LocalStorage is a web storage technology that allows websites to store and retrieve data on a user’s device. Unlike cookies, which are sent back and forth between the web server and the browser with each request, LocalStorage enables websites to store larger amounts of data locally on the user’s device without the need for constant communication with the server. This data remains accessible even after closing the browser.

At Xenyria, we may use cookies and LocalStorage for various purposes to enhance your experience on our website and improve our services. These technologies may include essential cookies necessary for the functioning of the website, as well as cookies and LocalStorage used for analytical purposes.

Analytical cookies and LocalStorage allow us to collect information about your browsing behavior on our website, such as the pages you visit, the duration of your visit, and the actions you take. This data helps us understand how users interact with our website and enables us to make informed decisions to improve our services, content, and user experience.

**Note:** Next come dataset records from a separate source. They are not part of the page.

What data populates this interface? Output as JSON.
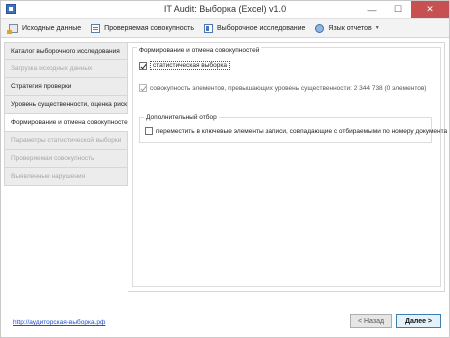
{
  "window": {
    "title": "IT Audit: Выборка (Excel) v1.0"
  },
  "toolbar": {
    "items": [
      {
        "label": "Исходные данные",
        "icon": "source-data-icon",
        "dropdown": false
      },
      {
        "label": "Проверяемая совокупность",
        "icon": "population-icon",
        "dropdown": false
      },
      {
        "label": "Выборочное исследование",
        "icon": "sample-study-icon",
        "dropdown": false
      },
      {
        "label": "Язык отчетов",
        "icon": "language-icon",
        "dropdown": true
      }
    ]
  },
  "sidebar": {
    "items": [
      {
        "label": "Каталог выборочного исследования",
        "state": "normal"
      },
      {
        "label": "Загрузка исходных данных",
        "state": "disabled"
      },
      {
        "label": "Стратегия проверки",
        "state": "normal"
      },
      {
        "label": "Уровень существенности, оценка риска",
        "state": "normal"
      },
      {
        "label": "Формирование и отмена совокупностей",
        "state": "active"
      },
      {
        "label": "Параметры статистической выборки",
        "state": "disabled"
      },
      {
        "label": "Проверяемая совокупность",
        "state": "disabled"
      },
      {
        "label": "Выявленные нарушения",
        "state": "disabled"
      }
    ]
  },
  "main": {
    "group_title": "Формирование и отмена совокупностей",
    "statistical_sample": {
      "label": "статистическая выборка",
      "checked": true
    },
    "material_items": {
      "label": "совокупность элементов, превышающих уровень существенности: 2 344 738 (0 элементов)",
      "checked": true
    },
    "extra_selection": {
      "title": "Дополнительный отбор",
      "move_keys": {
        "label": "переместить в ключевые элементы записи, совпадающие с отбираемыми по номеру документа",
        "checked": false
      }
    }
  },
  "footer": {
    "link": "http://аудиторская-выборка.рф",
    "back_label": "< Назад",
    "next_label": "Далее >"
  }
}
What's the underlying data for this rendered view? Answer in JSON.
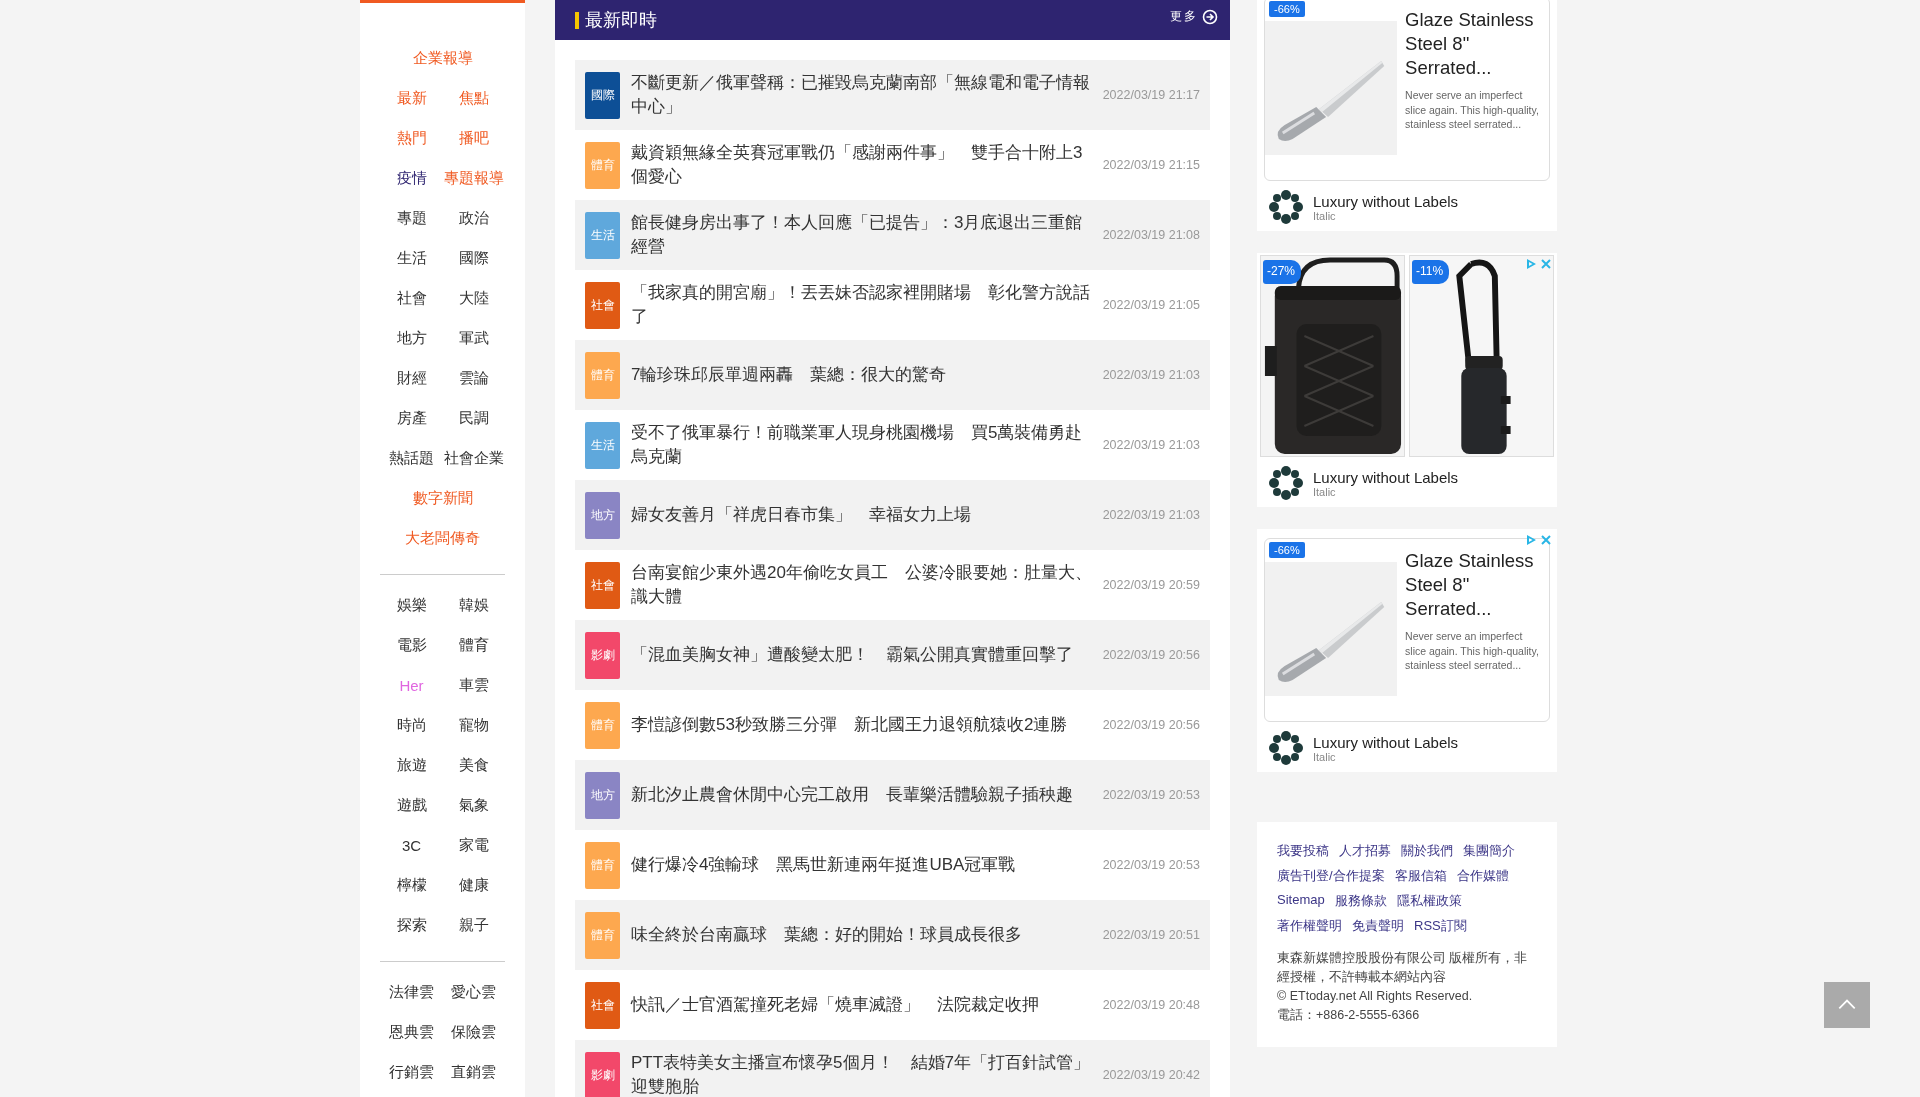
{
  "sidebar": {
    "groups": [
      [
        [
          {
            "label": "企業報導",
            "color": "#f05a22"
          }
        ],
        [
          {
            "label": "最新",
            "color": "#f05a22"
          },
          {
            "label": "焦點",
            "color": "#f05a22"
          }
        ],
        [
          {
            "label": "熱門",
            "color": "#f05a22"
          },
          {
            "label": "播吧",
            "color": "#f05a22"
          }
        ],
        [
          {
            "label": "疫情",
            "color": "#2e2470"
          },
          {
            "label": "專題報導",
            "color": "#f05a22"
          }
        ],
        [
          {
            "label": "專題"
          },
          {
            "label": "政治"
          }
        ],
        [
          {
            "label": "生活"
          },
          {
            "label": "國際"
          }
        ],
        [
          {
            "label": "社會"
          },
          {
            "label": "大陸"
          }
        ],
        [
          {
            "label": "地方"
          },
          {
            "label": "軍武"
          }
        ],
        [
          {
            "label": "財經"
          },
          {
            "label": "雲論"
          }
        ],
        [
          {
            "label": "房產"
          },
          {
            "label": "民調"
          }
        ],
        [
          {
            "label": "熱話題"
          },
          {
            "label": "社會企業"
          }
        ],
        [
          {
            "label": "數字新聞",
            "color": "#f05a22"
          }
        ],
        [
          {
            "label": "大老闆傳奇",
            "color": "#f05a22"
          }
        ]
      ],
      [
        [
          {
            "label": "娛樂"
          },
          {
            "label": "韓娛"
          }
        ],
        [
          {
            "label": "電影"
          },
          {
            "label": "體育"
          }
        ],
        [
          {
            "label": "Her",
            "color": "#e066e0"
          },
          {
            "label": "車雲"
          }
        ],
        [
          {
            "label": "時尚"
          },
          {
            "label": "寵物"
          }
        ],
        [
          {
            "label": "旅遊"
          },
          {
            "label": "美食"
          }
        ],
        [
          {
            "label": "遊戲"
          },
          {
            "label": "氣象"
          }
        ],
        [
          {
            "label": "3C"
          },
          {
            "label": "家電"
          }
        ],
        [
          {
            "label": "檸檬"
          },
          {
            "label": "健康"
          }
        ],
        [
          {
            "label": "探索"
          },
          {
            "label": "親子"
          }
        ]
      ],
      [
        [
          {
            "label": "法律雲"
          },
          {
            "label": "愛心雲"
          }
        ],
        [
          {
            "label": "恩典雲"
          },
          {
            "label": "保險雲"
          }
        ],
        [
          {
            "label": "行銷雲"
          },
          {
            "label": "直銷雲"
          }
        ]
      ]
    ]
  },
  "news": {
    "title": "最新即時",
    "more": "更多",
    "items": [
      {
        "tag": "國際",
        "color": "#0d4f96",
        "headline": "不斷更新／俄軍聲稱：已摧毀烏克蘭南部「無線電和電子情報中心」",
        "time": "2022/03/19 21:17"
      },
      {
        "tag": "體育",
        "color": "#fda84f",
        "headline": "戴資穎無緣全英賽冠軍戰仍「感謝兩件事」　雙手合十附上3個愛心",
        "time": "2022/03/19 21:15"
      },
      {
        "tag": "生活",
        "color": "#5fa8dc",
        "headline": "館長健身房出事了！本人回應「已提告」：3月底退出三重館經營",
        "time": "2022/03/19 21:08"
      },
      {
        "tag": "社會",
        "color": "#e05a14",
        "headline": "「我家真的開宮廟」！丟丟妹否認家裡開賭場　彰化警方說話了",
        "time": "2022/03/19 21:05"
      },
      {
        "tag": "體育",
        "color": "#fda84f",
        "headline": "7輪珍珠邱辰單週兩轟　葉總：很大的驚奇",
        "time": "2022/03/19 21:03"
      },
      {
        "tag": "生活",
        "color": "#5fa8dc",
        "headline": "受不了俄軍暴行！前職業軍人現身桃園機場　買5萬裝備勇赴烏克蘭",
        "time": "2022/03/19 21:03"
      },
      {
        "tag": "地方",
        "color": "#8a85c4",
        "headline": "婦女友善月「祥虎日春市集」　幸福女力上場",
        "time": "2022/03/19 21:03"
      },
      {
        "tag": "社會",
        "color": "#e05a14",
        "headline": "台南宴館少東外遇20年偷吃女員工　公婆冷眼要她：肚量大、識大體",
        "time": "2022/03/19 20:59"
      },
      {
        "tag": "影劇",
        "color": "#f2486a",
        "headline": "「混血美胸女神」遭酸變太肥！　霸氣公開真實體重回擊了",
        "time": "2022/03/19 20:56"
      },
      {
        "tag": "體育",
        "color": "#fda84f",
        "headline": "李愷諺倒數53秒致勝三分彈　新北國王力退領航猿收2連勝",
        "time": "2022/03/19 20:56"
      },
      {
        "tag": "地方",
        "color": "#8a85c4",
        "headline": "新北汐止農會休閒中心完工啟用　長輩樂活體驗親子插秧趣",
        "time": "2022/03/19 20:53"
      },
      {
        "tag": "體育",
        "color": "#fda84f",
        "headline": "健行爆冷4強輸球　黑馬世新連兩年挺進UBA冠軍戰",
        "time": "2022/03/19 20:53"
      },
      {
        "tag": "體育",
        "color": "#fda84f",
        "headline": "味全終於台南贏球　葉總：好的開始！球員成長很多",
        "time": "2022/03/19 20:51"
      },
      {
        "tag": "社會",
        "color": "#e05a14",
        "headline": "快訊／士官酒駕撞死老婦「燒車滅證」　法院裁定收押",
        "time": "2022/03/19 20:48"
      },
      {
        "tag": "影劇",
        "color": "#f2486a",
        "headline": "PTT表特美女主播宣布懷孕5個月！　結婚7年「打百針試管」迎雙胞胎",
        "time": "2022/03/19 20:42"
      }
    ]
  },
  "ads": [
    {
      "kind": "product",
      "badges": [
        "-66%"
      ],
      "title": "Glaze Stainless Steel 8\" Serrated...",
      "description": "Never serve an imperfect slice again. This high-quality, stainless steel serrated...",
      "advertiser": "Luxury without Labels",
      "subtitle": "Italic",
      "ad_controls": false
    },
    {
      "kind": "gallery",
      "badges": [
        "-27%",
        "-11%"
      ],
      "advertiser": "Luxury without Labels",
      "subtitle": "Italic",
      "ad_controls": true
    },
    {
      "kind": "product",
      "badges": [
        "-66%"
      ],
      "title": "Glaze Stainless Steel 8\" Serrated...",
      "description": "Never serve an imperfect slice again. This high-quality, stainless steel serrated...",
      "advertiser": "Luxury without Labels",
      "subtitle": "Italic",
      "ad_controls": true
    }
  ],
  "footer": {
    "link_rows": [
      [
        "我要投稿",
        "人才招募",
        "關於我們",
        "集團簡介"
      ],
      [
        "廣告刊登/合作提案",
        "客服信箱",
        "合作媒體"
      ],
      [
        "Sitemap",
        "服務條款",
        "隱私權政策"
      ],
      [
        "著作權聲明",
        "免責聲明",
        "RSS訂閱"
      ]
    ],
    "copyright": "東森新媒體控股股份有限公司 版權所有，非經授權，不許轉載本網站內容",
    "rights": "© ETtoday.net All Rights Reserved.",
    "phone": "電話：+886-2-5555-6366"
  }
}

However, we want to emphasize that the use of cookies and LocalStorage for analytical purposes is subject to your explicit consent. We will request your consent before placing these cookies or utilizing LocalStorage technologies on your device. You have the choice to accept or decline these cookies or LocalStorage features. Please note that declining them may limit certain functionalities or prevent us from collecting analytical data to enhance our services.

Furthermore, it is important to note that any data collected through cookies and LocalStorage technologies will be used solely for analytical purposes related to Xenyria’s website and services. We do not use these technologies to track your activities across other websites or for targeted advertising purposes.

Children’s Privacy

Xenyria recognizes the importance of protecting the privacy of children online. Our services and website are not actively targeted towards children as our primary audience. We require users to be at least 13 years old or meet the minimum age requirement specified by their local regulations for us to process their data.

As a general practice, we do not knowingly collect or solicit personal information from children below the applicable age based on local legislation without verifiable parental consent or the appropriate legal basis. If we become aware that we have collected personal information from a child without parental consent, we will take prompt steps to delete that information from our records.

We strongly encourage parents and guardians to actively participate in and supervise their children’s online activities to ensure a safe and enjoyable experience. If you believe that we may have inadvertently collected personal information from a child under the applicable age based on local legislation, please contact us immediately using the contact details provided in the “Data Controller” section. We will take appropriate steps to address the situation promptly.

Changes to This Privacy Policy

At Xenyria, we may periodically update or modify our Privacy Policy to ensure that it accurately reflects our data practices and complies with evolving legal requirements and industry standards. We encourage you to review this Privacy Policy regularly to stay informed about how we collect, use, protect, and disclose your personal information.

When we make any material changes to the Privacy Policy, we will notify you through a prominent notice on our website or by other means, such as email or push notification, before the changes take effect. By continuing to use our services or website after the revised Privacy Policy becomes effective, you indicate your acceptance of the updated terms.

We encourage you to carefully read any updates or modifications to the Privacy Policy and to contact us if you have any questions or concerns about the changes. Your continued use of our services or website following the posting of changes to this Privacy Policy signifies your agreement with and acceptance of such changes.

It is essential to stay informed about your rights and obligations concerning your personal information. Therefore, we recommend that you regularly review this Privacy Policy and any accompanying notices to understand how we collect, use, protect, and disclose your information.